Öyle ya da böyle Türkiye’de ‘azınlık’ diye tarif edilen halklarla birlikte cumhuriyetin ilk yıllarında Anadolu’nun sekiz-on şehrinde ve İstanbul’da belli bir Ermeni nüfusunun hala varlığını sürdürüyor. Cumhuriyet tarihi boyunca azınlık toplumları hedef alan bir ‘eritme politikası’ olduğunu ve Ermeni toplumu da bu politikalardan payını altığını söyleyebilirim. Hazırladığımız raporda Ermeni vakıfları, okulları ve Patrikhane’yi merkeze alarak bu ‘eritme sürecinin’ kurumsal ayağına bakmaya çalıştık ve Ermeni kurumların karşı karşıya kaldığı sorunları bu bakış açısıyla irdeledik. Rumların, Yahudilerin, Süryanilerin, yani kısaca Müslüman olmayan azınlıkların eritme sürecinin bir parçası olarak Ermeni nüfus eritildi. Hukuk yoluyla, yasalar yoluyla yapılan kısıtlamalar, resmi ve gayri-resmi birtakım eylemler sonucu Ermeniler dolaylı ve dolaysız göçe zorlandı. Böylece cumhuriyetin ilk yıllarından bu yana Ermeni nüfusu tüm Anadolu’da hızla azaldı.
Lozan Anlaşmasıyla Türkiye’de yaşan Ermenilere ne haklar verildi? Türkiye yapılan anlaşmalara ne kadar sirayet etti ve Türkiye’de yaşayan Ermenilerin günümüzde bir statüsü var mı?
Lozan’da, Lozan azınlıkları olarak tabir edilen gruplara iki türlü hak tanımlanmıştır: Türkiye Cumhuriyeti Devleti iki türlü taahhütte bulunuyor, negatif ve pozitif. Tabii anlaşmada doğrudan bu kelimelerle tarif etmiyorlar ama biz okuyunca böyle yorumlayabiliyoruz. Negatif derken, ne yapmayacağının taahhüttü ve pozitif derken ne yapacağının taahhüttün den söz ediyoruz. Türkiye Cumhuriyeti Lozan Anlaşması’nda bu grupların sosyal, kültürel ve fiziki varlıklarının gelişimi için kısıtlamalar, yasaklar getirmeyeceğini taahhüt ederken yine bu gruplara çeşitli destekler vereceğini de taahhüt etmiştir. Başka bir deyişle, bu grupları sadece eşit vatandaşlar olarak kabul etmekle kalmayıp bunun ötesinde birtakım kolaylıklar sağlayacağı sözünü verir. Örneğin okullara yerel ve merkezi bütçelerinden pay ayrılması, bu grupların eğitsel ve dinsel kurumlarının çeşitli yollarla desteklenmesi bunlara dahildir. Türkiye sınırlı süreli uygulamalar hariç bu taahhütlerine uymadı. Lozan’daki güvencelerin aksine, daha Lozan’ın mürekkebi kurumadan azınlıklara yasaklar getirmiştir. Bunun da ötesinde söz verdiği kolaylıkların hiçbirini sağlamadı.

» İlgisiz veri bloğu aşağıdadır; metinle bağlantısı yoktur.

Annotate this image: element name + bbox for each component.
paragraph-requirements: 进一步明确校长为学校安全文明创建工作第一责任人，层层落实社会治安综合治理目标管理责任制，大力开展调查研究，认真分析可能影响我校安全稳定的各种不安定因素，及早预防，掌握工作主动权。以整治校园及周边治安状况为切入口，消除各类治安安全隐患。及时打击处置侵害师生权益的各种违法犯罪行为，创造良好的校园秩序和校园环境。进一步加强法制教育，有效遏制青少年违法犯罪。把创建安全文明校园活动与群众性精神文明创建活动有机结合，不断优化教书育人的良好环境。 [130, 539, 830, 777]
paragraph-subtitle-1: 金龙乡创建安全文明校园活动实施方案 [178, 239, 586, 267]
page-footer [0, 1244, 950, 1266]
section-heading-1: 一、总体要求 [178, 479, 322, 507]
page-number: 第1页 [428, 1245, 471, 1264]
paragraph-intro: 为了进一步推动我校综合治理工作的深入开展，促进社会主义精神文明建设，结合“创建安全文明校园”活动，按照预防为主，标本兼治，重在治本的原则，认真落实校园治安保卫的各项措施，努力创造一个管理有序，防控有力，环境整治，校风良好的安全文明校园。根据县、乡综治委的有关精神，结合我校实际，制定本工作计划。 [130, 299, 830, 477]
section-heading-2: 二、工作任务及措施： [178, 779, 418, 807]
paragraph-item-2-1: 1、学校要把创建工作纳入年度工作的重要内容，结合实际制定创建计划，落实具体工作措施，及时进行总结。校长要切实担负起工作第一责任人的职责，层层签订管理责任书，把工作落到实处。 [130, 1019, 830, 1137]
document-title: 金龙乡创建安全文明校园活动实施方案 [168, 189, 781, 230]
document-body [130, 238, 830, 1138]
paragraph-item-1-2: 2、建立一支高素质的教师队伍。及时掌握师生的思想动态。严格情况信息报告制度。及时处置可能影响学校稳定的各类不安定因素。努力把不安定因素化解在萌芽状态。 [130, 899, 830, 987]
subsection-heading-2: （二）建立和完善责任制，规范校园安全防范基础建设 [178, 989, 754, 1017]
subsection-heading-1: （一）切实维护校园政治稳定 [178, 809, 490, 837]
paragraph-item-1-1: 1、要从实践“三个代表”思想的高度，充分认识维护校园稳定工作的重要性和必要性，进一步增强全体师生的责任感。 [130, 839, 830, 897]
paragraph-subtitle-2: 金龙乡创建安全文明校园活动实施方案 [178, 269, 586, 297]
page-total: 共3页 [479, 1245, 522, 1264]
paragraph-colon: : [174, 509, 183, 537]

Lozan’da 37. ve 45. Maddeler genel ilkeleri ortaya koyarken bu ilkelerde belirtilen işlerin nasıl yapılacağına dair kanunların çıkarılması gerekir. Çünkü Lozan ilkelerin çerçevesini sunar, ama bunları somutlaştırmak için bir takım uygulama yasaları çıkarmak lazımdı. Lozan’ın 100. yılında bu uygulama yasaları hala çıkmadı, bu da acı bir ironi. Aslında Lozan’ı imzalayanlar imzaladıkları anda bu taahhütleri uygulamayı düşünmüyorlardı zaten. Örneğin Lozan heyetinde olan Rıza Nur’un mecliste kendilerine azınlıklara verilen taahhütler üzerinden yapılan eleştirilere ‘Bakın bunlar laftan ibarettir, uygulanacağı yoktur’ mealinde cevaplar vermiştir. Nitekim bugüne kadar ne negatif ne de pozitif taahhütler uygulandı. Oradaki genel ilkelere aykırı pek çok uygulama hayata geçirildi. Vakıf seçimleri ile ilgili kolaylık sağlayacağına işi daha da zorlaştırıyor.